Le banche italiane potrebbero soffrire indirettamente dalla guerra commerciale in corso, con i dazi e un possibile deterioramento della qualità del credito. Lo indica il Capo Dipartimento della Vigilanza della Banca d’Italia, Giuseppe Siani, intervenuto in audizione alla Commissione d’inchiesta sulle banche in corso al Senato.
«In prospettiva» – ha spiegato – «stanno aumentando i rischi connessi con le tensioni geopolitiche e, più di recente, con l’avvio della manovra sui dazi attuata dall’amministrazione statunitense. Sebbene le conseguenze di questi sviluppi recenti siano ancora difficili da valutare, è sensibilmente aumentata l’incertezza sulle prospettive economiche, con possibili effetti sulla propensione a investire e sulla qualità dei finanziamenti».
L’acuirsi delle tensioni geopolitiche e la connessa incertezza macroeconomica – ha detto ancora il responsabile della vigilanza di Via Nazionale – «richiedono un accurato monitoraggio e un approccio prudente da parte degli operatori. L’aumento dell’avversione al rischio degli investitori ha determinato una correzione al ribasso dei prezzi delle attività finanziarie e un aumento della volatilità. L’impatto sul sistema bancario domestico è stato finora contenuto, in presenza di un modello operativo tradizionale, prevalentemente orientato all’attività creditizia. Qualora queste tensioni proseguissero, sono probabili impatti negativi, in particolare sulla qualità del credito».
Al momento, comunque, il profilo patrimoniale delle banche, di particolare importanza per la tutela della stabilità, «è solido, in graduale e costante miglioramento dal 2008». I numeri esposti da Siani in audizione lo confermano: alla fine del 2024 il CET1 ratio era pari al 15,9%.
L’incidenza dei crediti deteriorati sul totale dei finanziamenti, dopo un graduale e costante processo di riduzione – ha spiegato ulteriormente Siani – si colloca oggi su valori storicamente bassi (l’1,5% al netto delle rettifiche di valore), molto distanti dai massimi del 2015-2016 (quando sfiorava il 10%).
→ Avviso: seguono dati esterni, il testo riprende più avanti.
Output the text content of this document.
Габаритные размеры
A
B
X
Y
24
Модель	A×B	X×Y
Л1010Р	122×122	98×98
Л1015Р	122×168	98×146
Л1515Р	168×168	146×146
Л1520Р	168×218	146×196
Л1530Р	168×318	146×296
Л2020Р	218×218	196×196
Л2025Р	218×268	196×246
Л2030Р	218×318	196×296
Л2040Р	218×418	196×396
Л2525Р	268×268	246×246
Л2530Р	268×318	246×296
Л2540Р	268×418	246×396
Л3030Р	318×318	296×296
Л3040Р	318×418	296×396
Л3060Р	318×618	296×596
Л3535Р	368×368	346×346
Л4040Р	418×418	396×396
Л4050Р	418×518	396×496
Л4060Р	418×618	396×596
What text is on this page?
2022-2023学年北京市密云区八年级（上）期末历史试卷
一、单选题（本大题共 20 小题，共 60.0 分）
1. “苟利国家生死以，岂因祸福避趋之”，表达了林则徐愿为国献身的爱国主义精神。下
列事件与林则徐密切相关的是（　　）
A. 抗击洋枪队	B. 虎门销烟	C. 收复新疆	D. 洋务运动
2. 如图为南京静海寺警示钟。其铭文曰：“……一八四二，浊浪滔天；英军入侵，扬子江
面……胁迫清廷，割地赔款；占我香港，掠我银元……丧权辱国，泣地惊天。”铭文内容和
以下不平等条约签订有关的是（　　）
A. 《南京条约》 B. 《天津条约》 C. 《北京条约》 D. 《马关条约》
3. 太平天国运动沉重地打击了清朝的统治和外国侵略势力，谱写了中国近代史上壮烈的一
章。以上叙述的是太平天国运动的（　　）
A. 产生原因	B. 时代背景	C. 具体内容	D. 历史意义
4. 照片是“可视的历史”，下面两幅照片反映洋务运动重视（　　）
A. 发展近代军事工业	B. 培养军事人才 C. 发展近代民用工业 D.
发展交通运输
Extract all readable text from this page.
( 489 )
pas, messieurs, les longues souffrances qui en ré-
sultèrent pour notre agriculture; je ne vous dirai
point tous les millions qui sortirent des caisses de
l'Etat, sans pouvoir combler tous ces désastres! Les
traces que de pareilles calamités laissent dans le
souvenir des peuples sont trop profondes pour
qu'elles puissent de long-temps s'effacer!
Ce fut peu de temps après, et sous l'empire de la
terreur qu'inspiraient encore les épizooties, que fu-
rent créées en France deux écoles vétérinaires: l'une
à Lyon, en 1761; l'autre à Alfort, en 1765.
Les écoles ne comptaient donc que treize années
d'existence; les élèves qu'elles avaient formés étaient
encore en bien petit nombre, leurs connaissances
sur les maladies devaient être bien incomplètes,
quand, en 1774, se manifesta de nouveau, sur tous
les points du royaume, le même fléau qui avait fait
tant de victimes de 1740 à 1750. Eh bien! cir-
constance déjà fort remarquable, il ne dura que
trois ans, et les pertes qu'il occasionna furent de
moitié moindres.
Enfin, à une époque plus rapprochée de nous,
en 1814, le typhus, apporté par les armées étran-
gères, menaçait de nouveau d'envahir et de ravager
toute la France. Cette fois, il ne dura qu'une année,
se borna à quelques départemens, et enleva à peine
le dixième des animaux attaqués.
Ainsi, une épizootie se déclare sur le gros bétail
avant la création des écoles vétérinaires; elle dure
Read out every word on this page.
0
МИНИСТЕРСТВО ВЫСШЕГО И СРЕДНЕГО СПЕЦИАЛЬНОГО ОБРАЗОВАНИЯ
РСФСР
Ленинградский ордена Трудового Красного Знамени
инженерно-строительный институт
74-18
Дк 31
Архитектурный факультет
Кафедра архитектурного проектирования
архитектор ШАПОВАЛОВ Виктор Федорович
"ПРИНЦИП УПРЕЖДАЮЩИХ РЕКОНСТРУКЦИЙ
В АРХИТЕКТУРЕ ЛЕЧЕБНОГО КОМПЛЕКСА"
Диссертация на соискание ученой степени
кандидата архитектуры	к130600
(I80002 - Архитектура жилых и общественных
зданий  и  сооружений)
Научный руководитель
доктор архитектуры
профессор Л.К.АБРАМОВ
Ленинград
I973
Per le banche significative italiane, l’indicatore è da diversi trimestri in linea con la media dell’area euro (la differenza era pari a circa 6 punti percentuali nel 2015 e circa 2 nel 2019, prima della pandemia). Il flusso dei prestiti deteriorati si è mantenuto contenuto nel corso del 2024.
Indicazioni sostanzialmente analoghe a quelle della Banca d’Italia arrivano anche da un report di Scope Ratings sugli effetti delle guerre commerciali per le banche europee. La brusca correzione dei prezzi delle azioni bancarie, in seguito all’annuncio dei dazi statunitensi sulle importazioni dell’UE, «riflette le crescenti preoccupazioni degli investitori sulle potenziali implicazioni per la qualità degli attivi e la redditività del settore del credito». Di fronte ai dazi e alle conseguenti turbolenze nei mercati – si legge ancora nel report – gli istituti di credito «che si concentrano maggiormente sui prestiti alle imprese sono i più esposti», tanto che «quando il rallentamento dell’economia avrà effetto e gli impatti del secondo ciclo inizieranno a manifestarsi, la pressione sulla qualità del credito potrebbe estendersi ad altri segmenti».
Le banche europee, in ogni caso, «entrano in questa nuova fase di incertezza da una posizione di relativa forza». I loro bilanci sono «ampiamente solidi, con quantità relativamente ridotte di non-performing loans (NPL) pregressi e modesti newer-vintage NPL, in particolare nel settore del commercial real estate». Certo, l’annuncio dei dazi «ha anche modificato le aspettative del mercato sull’inflazione e sui tassi di interesse, ampliando la gamma di scenari possibili. Almeno inizialmente, le aspettative sui tassi sembrano essere in calo». L’effetto combinato di queste spinte – a giudizio di Scope Ratings – è che «tassi più bassi annullerebbero parte dei guadagni registrati dalle banche in termini di redditività grazie all’aumento dei margini di interesse».